La police n'a pas publié de déclaration concernant leur présence au domicile de Kamto. VOA a contacté l'unité de communication de la police camerounaise mais n'a reçu aucun commentaire.

Le ministre de la Communication du gouvernement, René Emanuel Sadi, a déclaré que le parti CRM de Kamto faisait l'objet d'une enquête pour ses tentatives de déstabilisation des institutions étatiques et de montée de l'insurrection. Sadi dit que de nombreux partisans et membres de la direction du parti CRM ont été arrêtés et aident la police dans ses enquêtes.

«Son chef et ses acolytes se sont une fois contre eux-mêmes distingués dans une logique enracinée et systématique de provocation, de défi à l'autorité de l'État et de confrontation avec les autorités publiques», a déclaré Sadi. «Il faut rappeler que ce parti politique (CRM) avait déjà de la même manière troublé l'ordre public au lendemain de l'élection présidentielle d'octobre 2018»

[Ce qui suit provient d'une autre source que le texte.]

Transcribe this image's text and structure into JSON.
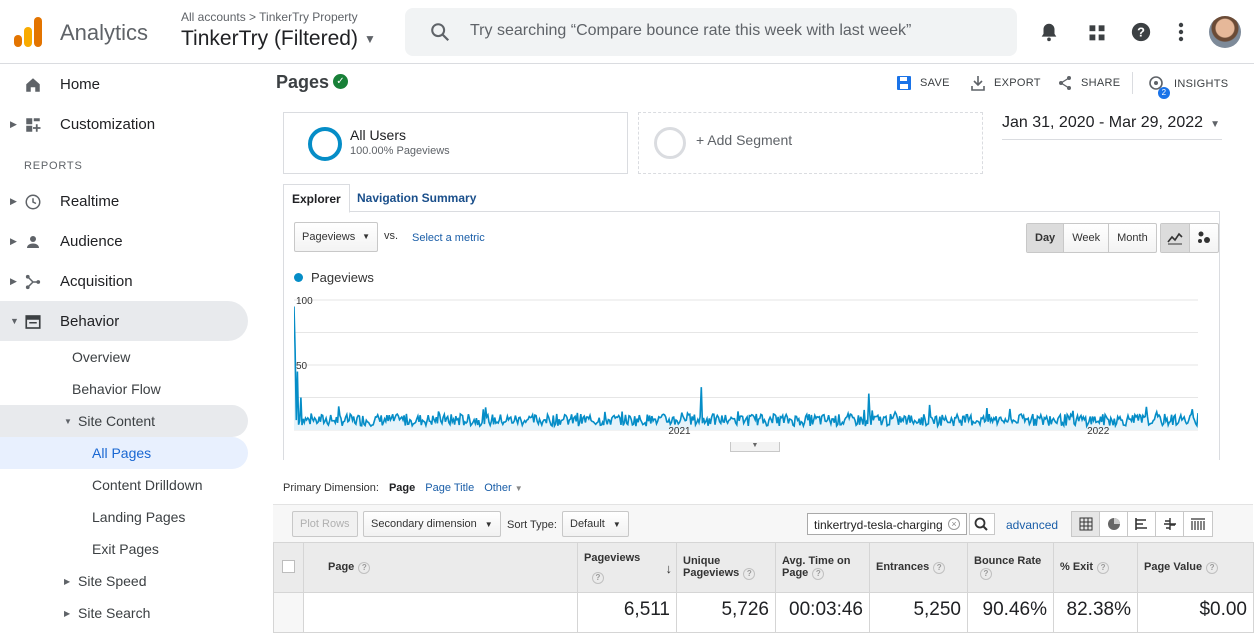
{
  "app": {
    "name": "Analytics",
    "breadcrumb": [
      "All accounts",
      "TinkerTry Property"
    ],
    "property": "TinkerTry (Filtered)",
    "search_placeholder": "Try searching “Compare bounce rate this week with last week”"
  },
  "sidebar": {
    "top_items": [
      {
        "label": "Home",
        "icon": "home-icon"
      },
      {
        "label": "Customization",
        "icon": "dashboard-icon"
      }
    ],
    "reports_header": "REPORTS",
    "report_items": [
      {
        "label": "Realtime",
        "icon": "clock-icon"
      },
      {
        "label": "Audience",
        "icon": "person-icon"
      },
      {
        "label": "Acquisition",
        "icon": "acquisition-icon"
      },
      {
        "label": "Behavior",
        "icon": "behavior-icon"
      }
    ],
    "behavior_sub": [
      "Overview",
      "Behavior Flow",
      "Site Content"
    ],
    "site_content_sub": [
      "All Pages",
      "Content Drilldown",
      "Landing Pages",
      "Exit Pages"
    ],
    "behavior_more": [
      "Site Speed",
      "Site Search"
    ]
  },
  "header": {
    "title": "Pages",
    "actions": {
      "save": "SAVE",
      "export": "EXPORT",
      "share": "SHARE",
      "insights": "INSIGHTS",
      "insights_badge": "2"
    }
  },
  "segments": {
    "active_name": "All Users",
    "active_sub": "100.00% Pageviews",
    "add": "+ Add Segment"
  },
  "date_range": "Jan 31, 2020 - Mar 29, 2022",
  "tabs": {
    "explorer": "Explorer",
    "nav_summary": "Navigation Summary"
  },
  "chart_controls": {
    "metric": "Pageviews",
    "vs": "vs.",
    "select_metric": "Select a metric",
    "granularity": [
      "Day",
      "Week",
      "Month"
    ],
    "active_granularity": "Day"
  },
  "chart_data": {
    "type": "line",
    "series": [
      {
        "name": "Pageviews",
        "color": "#058dc7"
      }
    ],
    "ylabels": [
      "100",
      "50"
    ],
    "xlabels": [
      "2021",
      "2022"
    ],
    "ylim": [
      0,
      100
    ],
    "x_start": "2020-01-31",
    "x_end": "2022-03-29",
    "area_fill": true,
    "grid": "horizontal",
    "notable_points": [
      {
        "date": "2020-01-31",
        "value": 95
      },
      {
        "date": "2020-02-01",
        "value": 62
      },
      {
        "date": "2020-02-03",
        "value": 45
      },
      {
        "date": "2020-02-06",
        "value": 25
      },
      {
        "date": "2021-01-20",
        "value": 33
      },
      {
        "date": "2021-06-15",
        "value": 28
      },
      {
        "date": "2022-03-29",
        "value": 13
      }
    ],
    "typical_range": [
      3,
      20
    ]
  },
  "table_controls": {
    "primary_dimension_label": "Primary Dimension:",
    "dimensions": [
      "Page",
      "Page Title",
      "Other"
    ],
    "plot_rows": "Plot Rows",
    "secondary_dimension": "Secondary dimension",
    "sort_type_label": "Sort Type:",
    "sort_type": "Default",
    "filter_value": "tinkertryd-tesla-charging",
    "advanced": "advanced"
  },
  "table": {
    "columns": [
      "Page",
      "Pageviews",
      "Unique Pageviews",
      "Avg. Time on Page",
      "Entrances",
      "Bounce Rate",
      "% Exit",
      "Page Value"
    ],
    "totals": [
      "",
      "6,511",
      "5,726",
      "00:03:46",
      "5,250",
      "90.46%",
      "82.38%",
      "$0.00"
    ]
  }
}
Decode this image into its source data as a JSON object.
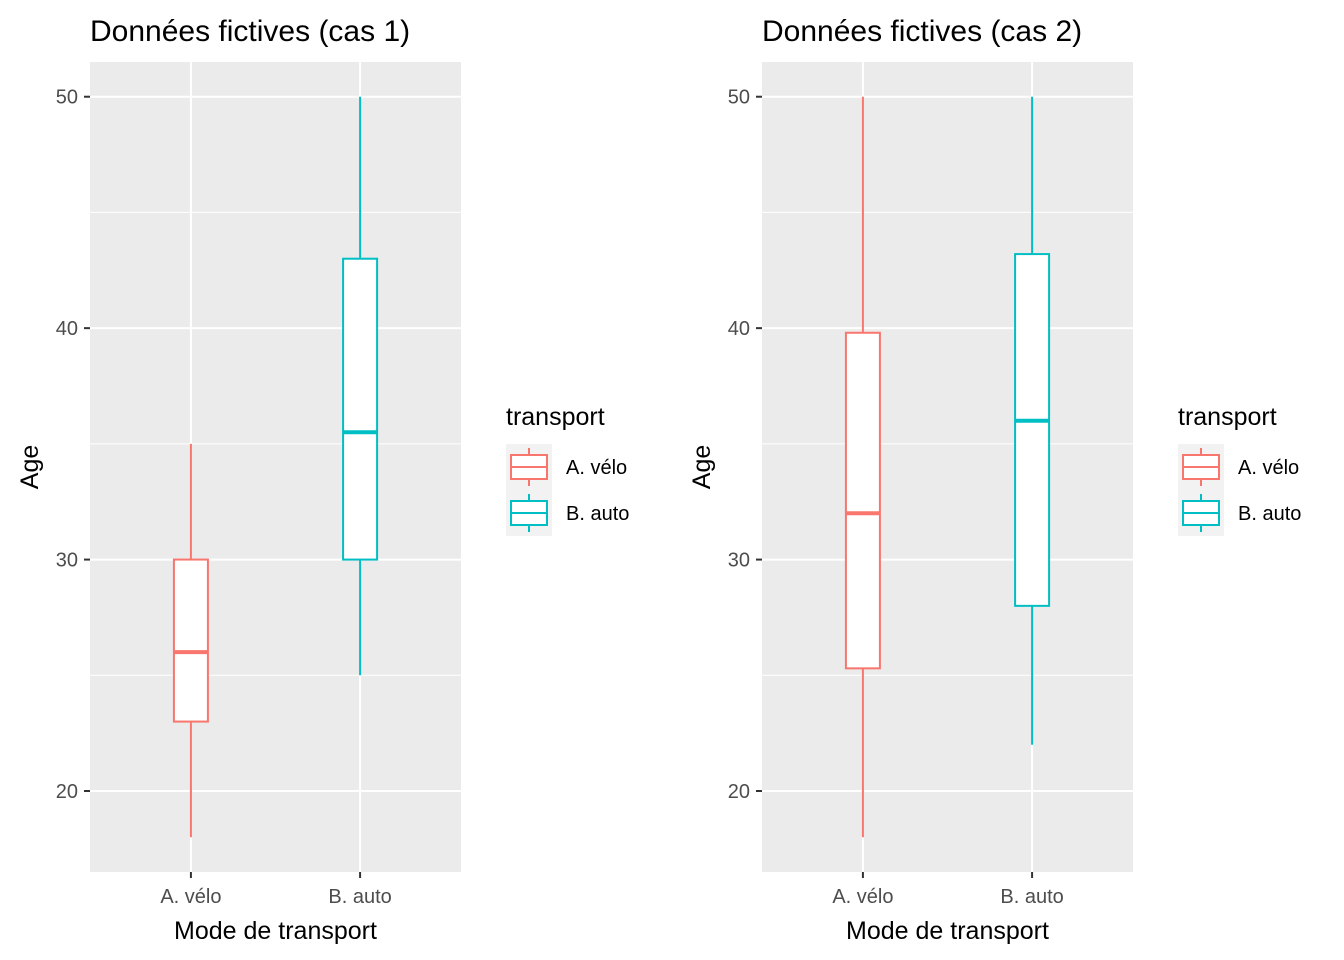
{
  "chart_data": [
    {
      "type": "boxplot",
      "title": "Données fictives (cas 1)",
      "xlabel": "Mode de transport",
      "ylabel": "Age",
      "ylim": [
        16.5,
        51.5
      ],
      "yticks": [
        20,
        30,
        40,
        50
      ],
      "categories": [
        "A. vélo",
        "B. auto"
      ],
      "legend": {
        "title": "transport",
        "position": "right",
        "entries": [
          "A. vélo",
          "B. auto"
        ]
      },
      "series": [
        {
          "name": "A. vélo",
          "color": "#F8766D",
          "min": 18,
          "q1": 23,
          "median": 26,
          "q3": 30,
          "max": 35
        },
        {
          "name": "B. auto",
          "color": "#00BFC4",
          "min": 25,
          "q1": 30,
          "median": 35.5,
          "q3": 43,
          "max": 50
        }
      ],
      "grid": true
    },
    {
      "type": "boxplot",
      "title": "Données fictives (cas 2)",
      "xlabel": "Mode de transport",
      "ylabel": "Age",
      "ylim": [
        16.5,
        51.5
      ],
      "yticks": [
        20,
        30,
        40,
        50
      ],
      "categories": [
        "A. vélo",
        "B. auto"
      ],
      "legend": {
        "title": "transport",
        "position": "right",
        "entries": [
          "A. vélo",
          "B. auto"
        ]
      },
      "series": [
        {
          "name": "A. vélo",
          "color": "#F8766D",
          "min": 18,
          "q1": 25.3,
          "median": 32,
          "q3": 39.8,
          "max": 50
        },
        {
          "name": "B. auto",
          "color": "#00BFC4",
          "min": 22,
          "q1": 28,
          "median": 36,
          "q3": 43.2,
          "max": 50
        }
      ],
      "grid": true
    }
  ]
}
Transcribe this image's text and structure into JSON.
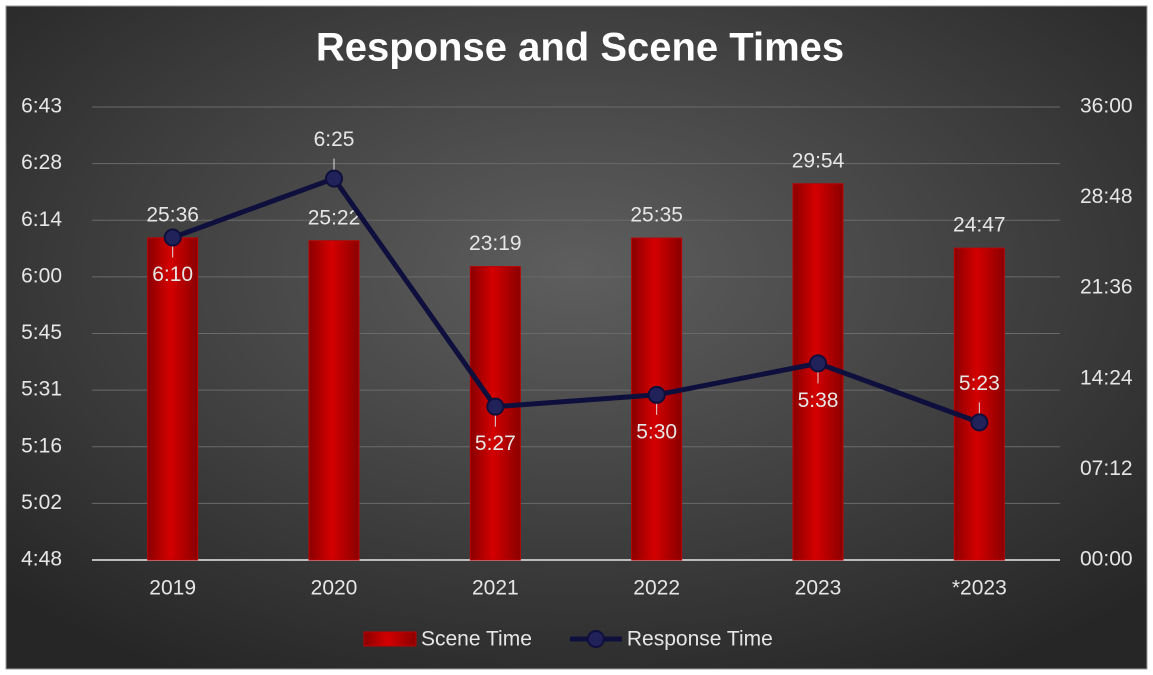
{
  "chart_data": {
    "type": "combo",
    "title": "Response and Scene Times",
    "categories": [
      "2019",
      "2020",
      "2021",
      "2022",
      "2023",
      "*2023"
    ],
    "series": [
      {
        "name": "Scene Time",
        "type": "bar",
        "axis": "y2",
        "color": "#c00000",
        "values": [
          1536,
          1522,
          1399,
          1535,
          1794,
          1487
        ],
        "value_labels": [
          "25:36",
          "25:22",
          "23:19",
          "25:35",
          "29:54",
          "24:47"
        ]
      },
      {
        "name": "Response Time",
        "type": "line",
        "color": "#0f0f3d",
        "values": [
          370,
          385,
          327,
          330,
          338,
          323
        ],
        "value_labels": [
          "6:10",
          "6:25",
          "5:27",
          "5:30",
          "5:38",
          "5:23"
        ]
      }
    ],
    "ylim": [
      288,
      403.2
    ],
    "yticks": [
      {
        "value": 288,
        "label": "4:48"
      },
      {
        "value": 302.4,
        "label": "5:02"
      },
      {
        "value": 316.8,
        "label": "5:16"
      },
      {
        "value": 331.2,
        "label": "5:31"
      },
      {
        "value": 345.6,
        "label": "5:45"
      },
      {
        "value": 360,
        "label": "6:00"
      },
      {
        "value": 374.4,
        "label": "6:14"
      },
      {
        "value": 388.8,
        "label": "6:28"
      },
      {
        "value": 403.2,
        "label": "6:43"
      }
    ],
    "y2lim": [
      0,
      2160
    ],
    "y2ticks": [
      {
        "value": 0,
        "label": "00:00"
      },
      {
        "value": 432,
        "label": "07:12"
      },
      {
        "value": 864,
        "label": "14:24"
      },
      {
        "value": 1296,
        "label": "21:36"
      },
      {
        "value": 1728,
        "label": "28:48"
      },
      {
        "value": 2160,
        "label": "36:00"
      }
    ],
    "grid": true,
    "legend": "bottom"
  }
}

Sadi n'a pas dit combien de personnes avaient été arrêtées, mais a noté que certains des associés de Kamto sont recherchés par la police.

Le 22 septembre, la MEP a déclaré que la police camerounaise avait violemment réprimé les manifestations des partis d'opposition dans tout le pays, battant les manifestants et arrêtant des journalistes.

En janvier 2019, la police a arrêté Kamto et 200 de ses partisans qui ont insisté sur le fait que Biya a volé l'élection présidentielle de 2018, que Kamto affirme avoir gagnée.

Au milieu des critiques internationales, Biya a gracié Kamto en novembre dernier et l'a fait libérer.